Embora a banda ainda não tenha se manifestado oficialmente sobre os cancelamentos, fontes próximas à produção confirmaram que a decisão partiu de contratantes locais, que avaliaram o clima de insatisfação como um risco para a realização dos eventos.
Um histórico de posicionamento firme
A reação de Nasi não surpreendeu quem acompanha a trajetória do Ira!. Desde os anos 1980, a banda carrega um histórico de letras contestadoras e um discurso politizado, que sempre dialogou com movimentos sociais e momentos históricos do país.
“Quem conhece a história do Ira! sabe que não é uma banda neutra. Esse tipo de posicionamento faz parte da identidade do grupo, mas agora estamos vivendo um momento em que tudo é lido a partir da lente da polarização”, avalia o jornalista musical Luiz César Pimentel.
Para parte do público, no entanto, o tom adotado por Nasi foi considerado ofensivo e desrespeitoso, especialmente pelo fato de ter sido direcionado a fãs que estavam presentes no show. “Você pode ter suas opiniões, mas não pode expulsar quem pensa diferente do seu próprio show”, comentou um usuário nas redes. Em contraponto, outro internauta escreveu: “O Ira! sempre teve lado. Quem vai ao show e se incomoda com isso, nunca entendeu a banda.”
Clima de tensão no mercado da música
O episódio reacende o debate sobre o espaço do posicionamento político na música e os limites da liberdade de expressão de artistas em tempos de polarização. Além disso, levanta uma discussão sobre a responsabilidade do artista com o seu público — e vice-versa.
Nos bastidores do mercado, produtores e empresários analisam o caso com cautela. Há quem veja no episódio um alerta sobre os riscos de manifestações políticas em cima do palco, especialmente em regiões onde há forte presença de apoiadores do ex-presidente Jair Bolsonaro.
“Existe hoje uma expectativa de que o artista seja uma figura pública neutra, o que nem sempre é possível ou coerente com a história dele. Mas a reação do público também é um sinal de como a sociedade está dividida”, avalia a produtora cultural Fernanda Borges.
Silêncio oficial e continuidade parcial da agenda
Até o momento, nem a assessoria da banda nem o próprio Nasi divulgaram uma nota oficial comentando a repercussão do caso.

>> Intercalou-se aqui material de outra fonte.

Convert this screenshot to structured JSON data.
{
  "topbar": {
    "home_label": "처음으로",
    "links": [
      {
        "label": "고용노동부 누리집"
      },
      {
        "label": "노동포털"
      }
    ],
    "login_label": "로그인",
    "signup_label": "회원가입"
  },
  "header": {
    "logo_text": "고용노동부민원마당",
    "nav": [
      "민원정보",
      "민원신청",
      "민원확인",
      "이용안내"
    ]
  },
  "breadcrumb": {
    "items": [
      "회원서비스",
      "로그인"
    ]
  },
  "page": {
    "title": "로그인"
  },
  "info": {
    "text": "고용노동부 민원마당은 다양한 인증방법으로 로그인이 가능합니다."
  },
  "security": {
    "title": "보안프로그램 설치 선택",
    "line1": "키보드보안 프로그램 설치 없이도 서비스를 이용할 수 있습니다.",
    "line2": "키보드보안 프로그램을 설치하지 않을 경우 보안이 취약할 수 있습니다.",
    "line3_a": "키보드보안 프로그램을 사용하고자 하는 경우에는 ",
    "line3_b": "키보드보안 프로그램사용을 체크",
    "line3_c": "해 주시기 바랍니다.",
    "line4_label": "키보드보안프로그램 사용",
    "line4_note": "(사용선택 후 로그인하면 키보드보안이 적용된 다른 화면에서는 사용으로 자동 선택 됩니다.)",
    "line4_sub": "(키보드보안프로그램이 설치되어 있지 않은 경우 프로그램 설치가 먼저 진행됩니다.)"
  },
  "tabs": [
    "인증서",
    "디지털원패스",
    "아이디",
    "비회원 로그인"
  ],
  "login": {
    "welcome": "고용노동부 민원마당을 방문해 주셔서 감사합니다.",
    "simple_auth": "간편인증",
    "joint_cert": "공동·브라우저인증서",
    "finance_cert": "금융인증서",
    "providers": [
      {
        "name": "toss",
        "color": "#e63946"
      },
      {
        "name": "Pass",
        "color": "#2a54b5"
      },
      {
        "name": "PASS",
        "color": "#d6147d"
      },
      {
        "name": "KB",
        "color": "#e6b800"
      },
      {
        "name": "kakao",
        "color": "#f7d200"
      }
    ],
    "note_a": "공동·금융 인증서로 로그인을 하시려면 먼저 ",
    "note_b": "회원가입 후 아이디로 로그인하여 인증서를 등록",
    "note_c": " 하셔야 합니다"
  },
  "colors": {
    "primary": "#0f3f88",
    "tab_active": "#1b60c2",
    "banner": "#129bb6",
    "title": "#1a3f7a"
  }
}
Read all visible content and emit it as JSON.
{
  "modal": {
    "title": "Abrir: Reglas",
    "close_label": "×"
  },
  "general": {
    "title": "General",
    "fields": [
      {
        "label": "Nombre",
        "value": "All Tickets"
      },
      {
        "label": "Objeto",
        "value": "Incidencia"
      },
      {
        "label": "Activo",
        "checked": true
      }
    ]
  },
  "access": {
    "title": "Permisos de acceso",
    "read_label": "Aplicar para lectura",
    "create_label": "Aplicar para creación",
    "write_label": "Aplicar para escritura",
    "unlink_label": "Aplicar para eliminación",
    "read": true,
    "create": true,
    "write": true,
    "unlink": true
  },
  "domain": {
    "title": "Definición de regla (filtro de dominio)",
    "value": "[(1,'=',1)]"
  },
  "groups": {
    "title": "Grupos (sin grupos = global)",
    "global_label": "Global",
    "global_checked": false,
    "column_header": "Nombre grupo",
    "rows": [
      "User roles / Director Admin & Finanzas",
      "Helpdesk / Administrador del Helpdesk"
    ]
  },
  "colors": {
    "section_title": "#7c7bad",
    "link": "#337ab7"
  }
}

No entanto, a agenda de shows do Ira! foi atualizada discretamente, com a retirada de datas no sul do país. Apresentações em outras regiões, como Sudeste e Centro-Oeste, seguem confirmadas.
A ausência de um posicionamento formal indica uma tentativa de conter a escalada do conflito, mas também pode ser lida como uma escolha estratégica diante do impacto do episódio na imagem da banda.

Fãs seguem divididos
Enquanto os cancelamentos geram frustração em parte do público, especialmente aqueles que aguardavam as apresentações, outros apoiadores reforçam a identidade politizada do grupo. “O Ira! é resistência. Quem se incomoda com isso não deveria estar ali”, disse um fã em uma publicação no Instagram.
Em meio à controvérsia, a banda continua em evidência, agora não apenas pela música, mas pela discussão mais ampla que levanta sobre arte, liberdade e responsabilidade social.